The XOR scheme is perfectly good enough. If it were a real issue affecting customers it would be replaced (but it isn't).
The XOR scheme is extremely cheap (compact) and does not need to operate serially on the data stream (good for performance). The only applications that use the NAND provided randomizer are the cheapest of controllers. In fact, even the SD controller in the linked article used their own XOR scheme. A system designer can always turn off the builtin randomizer, and replace it with whatever method they choose -- they all do for various reasons. At the controller level it can be implemented in, typically, higher performance and more compact logic processes. It does not need to be duplicated for multichannel devices, as it would if it were in the NAND.
...until someone finds a way to exploit it, as has happened with CD's "weak sector" copy protection schemes. It's only a matter of when it will happen, not if.
Corrupting the storage of a test pattern isn't particularly useful. MAYBE, you could cause premature tagging of bad blocks wearing out a flash drive/card faster. If the system you are using is allowing these kinds of writes to your storage device you have more pressing issues.

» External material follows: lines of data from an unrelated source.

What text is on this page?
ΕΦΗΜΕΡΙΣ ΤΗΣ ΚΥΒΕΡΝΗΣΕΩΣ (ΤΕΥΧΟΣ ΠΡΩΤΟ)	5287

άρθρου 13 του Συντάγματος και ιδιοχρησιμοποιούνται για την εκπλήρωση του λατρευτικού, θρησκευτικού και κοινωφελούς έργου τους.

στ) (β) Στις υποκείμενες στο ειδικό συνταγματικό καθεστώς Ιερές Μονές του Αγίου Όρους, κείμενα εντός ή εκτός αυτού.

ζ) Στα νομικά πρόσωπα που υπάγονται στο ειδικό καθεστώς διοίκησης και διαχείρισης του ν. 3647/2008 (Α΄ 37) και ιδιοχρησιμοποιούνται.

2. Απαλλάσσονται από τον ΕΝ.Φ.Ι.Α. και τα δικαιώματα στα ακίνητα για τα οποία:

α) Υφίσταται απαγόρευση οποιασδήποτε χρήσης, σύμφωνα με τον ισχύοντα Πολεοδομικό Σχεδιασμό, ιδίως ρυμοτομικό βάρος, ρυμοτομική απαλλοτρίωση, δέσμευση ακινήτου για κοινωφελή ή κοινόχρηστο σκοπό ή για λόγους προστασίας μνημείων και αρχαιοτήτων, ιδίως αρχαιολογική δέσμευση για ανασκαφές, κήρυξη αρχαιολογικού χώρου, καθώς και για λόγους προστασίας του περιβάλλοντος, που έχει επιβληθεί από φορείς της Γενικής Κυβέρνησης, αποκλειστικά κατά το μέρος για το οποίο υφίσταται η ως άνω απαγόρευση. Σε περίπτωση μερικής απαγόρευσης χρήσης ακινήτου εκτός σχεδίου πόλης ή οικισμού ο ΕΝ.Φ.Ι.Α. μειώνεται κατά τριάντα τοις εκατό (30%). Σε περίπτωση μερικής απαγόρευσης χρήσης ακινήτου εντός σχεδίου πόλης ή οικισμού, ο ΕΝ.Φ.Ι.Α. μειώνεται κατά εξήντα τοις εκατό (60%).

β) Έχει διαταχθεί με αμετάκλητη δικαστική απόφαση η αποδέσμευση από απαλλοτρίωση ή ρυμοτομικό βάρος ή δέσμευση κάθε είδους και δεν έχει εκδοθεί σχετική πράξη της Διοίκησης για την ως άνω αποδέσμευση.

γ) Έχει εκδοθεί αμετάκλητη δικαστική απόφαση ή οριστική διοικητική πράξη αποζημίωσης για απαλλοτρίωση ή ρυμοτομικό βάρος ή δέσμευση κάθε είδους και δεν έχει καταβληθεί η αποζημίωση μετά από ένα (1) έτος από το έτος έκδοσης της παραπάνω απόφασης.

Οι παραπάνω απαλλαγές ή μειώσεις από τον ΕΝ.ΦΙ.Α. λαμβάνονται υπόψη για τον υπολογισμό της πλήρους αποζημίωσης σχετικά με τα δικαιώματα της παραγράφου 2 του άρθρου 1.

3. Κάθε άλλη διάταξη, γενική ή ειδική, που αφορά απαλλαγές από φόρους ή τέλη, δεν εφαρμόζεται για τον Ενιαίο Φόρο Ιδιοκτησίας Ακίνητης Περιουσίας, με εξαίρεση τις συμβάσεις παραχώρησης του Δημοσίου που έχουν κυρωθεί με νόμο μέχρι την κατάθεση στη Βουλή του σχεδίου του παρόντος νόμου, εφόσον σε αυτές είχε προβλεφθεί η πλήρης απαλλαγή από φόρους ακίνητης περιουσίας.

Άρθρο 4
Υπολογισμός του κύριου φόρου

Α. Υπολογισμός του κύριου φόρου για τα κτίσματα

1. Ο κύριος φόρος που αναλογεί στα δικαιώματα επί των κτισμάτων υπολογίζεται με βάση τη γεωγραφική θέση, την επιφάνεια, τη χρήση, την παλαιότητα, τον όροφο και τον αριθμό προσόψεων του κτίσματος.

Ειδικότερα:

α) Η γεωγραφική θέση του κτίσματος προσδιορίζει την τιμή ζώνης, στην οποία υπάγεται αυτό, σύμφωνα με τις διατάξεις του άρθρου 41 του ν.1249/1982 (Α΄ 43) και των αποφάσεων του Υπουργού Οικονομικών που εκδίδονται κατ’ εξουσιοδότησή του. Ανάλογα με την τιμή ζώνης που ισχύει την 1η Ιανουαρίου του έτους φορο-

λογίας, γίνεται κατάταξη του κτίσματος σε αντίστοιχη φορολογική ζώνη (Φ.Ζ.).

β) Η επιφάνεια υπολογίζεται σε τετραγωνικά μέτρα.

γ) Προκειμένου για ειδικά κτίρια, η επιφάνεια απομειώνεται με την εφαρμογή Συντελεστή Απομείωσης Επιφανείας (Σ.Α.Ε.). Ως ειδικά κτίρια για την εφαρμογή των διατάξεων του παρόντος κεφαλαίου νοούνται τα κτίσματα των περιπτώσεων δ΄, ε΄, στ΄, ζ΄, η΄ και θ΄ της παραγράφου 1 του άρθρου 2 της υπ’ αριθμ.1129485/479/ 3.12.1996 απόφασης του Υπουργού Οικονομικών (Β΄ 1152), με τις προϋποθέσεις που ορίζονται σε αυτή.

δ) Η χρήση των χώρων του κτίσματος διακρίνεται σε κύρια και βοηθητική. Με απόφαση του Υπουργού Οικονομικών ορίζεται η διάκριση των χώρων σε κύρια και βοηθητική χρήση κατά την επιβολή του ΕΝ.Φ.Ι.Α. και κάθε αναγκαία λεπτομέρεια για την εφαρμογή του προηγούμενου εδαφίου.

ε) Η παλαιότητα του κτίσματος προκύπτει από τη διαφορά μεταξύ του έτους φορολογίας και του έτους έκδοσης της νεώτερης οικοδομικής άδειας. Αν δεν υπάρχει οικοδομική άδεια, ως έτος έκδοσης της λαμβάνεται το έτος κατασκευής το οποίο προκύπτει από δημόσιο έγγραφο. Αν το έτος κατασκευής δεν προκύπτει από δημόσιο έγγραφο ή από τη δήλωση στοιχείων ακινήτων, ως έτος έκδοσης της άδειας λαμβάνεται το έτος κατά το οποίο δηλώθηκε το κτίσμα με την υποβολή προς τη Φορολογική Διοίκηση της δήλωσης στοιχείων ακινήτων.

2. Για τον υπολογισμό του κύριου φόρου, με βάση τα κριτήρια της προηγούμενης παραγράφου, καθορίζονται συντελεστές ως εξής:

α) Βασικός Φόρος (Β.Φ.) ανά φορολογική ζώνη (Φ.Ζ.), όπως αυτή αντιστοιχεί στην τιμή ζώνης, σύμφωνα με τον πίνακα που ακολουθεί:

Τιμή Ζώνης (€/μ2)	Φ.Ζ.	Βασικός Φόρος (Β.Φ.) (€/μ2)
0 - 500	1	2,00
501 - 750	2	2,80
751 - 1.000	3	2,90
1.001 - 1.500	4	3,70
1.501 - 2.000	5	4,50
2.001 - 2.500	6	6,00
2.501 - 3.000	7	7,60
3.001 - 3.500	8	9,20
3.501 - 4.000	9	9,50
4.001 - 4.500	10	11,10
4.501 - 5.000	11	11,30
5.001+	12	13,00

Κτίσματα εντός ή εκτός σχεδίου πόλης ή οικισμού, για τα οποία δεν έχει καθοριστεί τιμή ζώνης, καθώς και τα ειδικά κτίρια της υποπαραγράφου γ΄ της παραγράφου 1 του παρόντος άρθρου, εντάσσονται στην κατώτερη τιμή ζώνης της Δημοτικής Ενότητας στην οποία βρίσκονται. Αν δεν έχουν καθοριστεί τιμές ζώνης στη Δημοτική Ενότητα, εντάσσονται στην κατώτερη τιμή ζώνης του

Only the most primitive SD/flash drive controllers actually use this scheme anyway -- encryption is much better at randomizing.
The XOR scheme is extremely cheap (compact) and does not need to operate serially on the data stream (good for performance). The only applications that use the NAND provided randomizer are the cheapest of controllers. In fact, even the SD controller in the linked article used their own XOR scheme. A system designer can always turn off the builtin randomizer, and replace it with whatever method they choose -- they all do for various reasons. At the controller level it can be implemented in, typically, higher performance and more compact logic processes. It does not need to be duplicated for multichannel devices, as it would if it were in the NAND.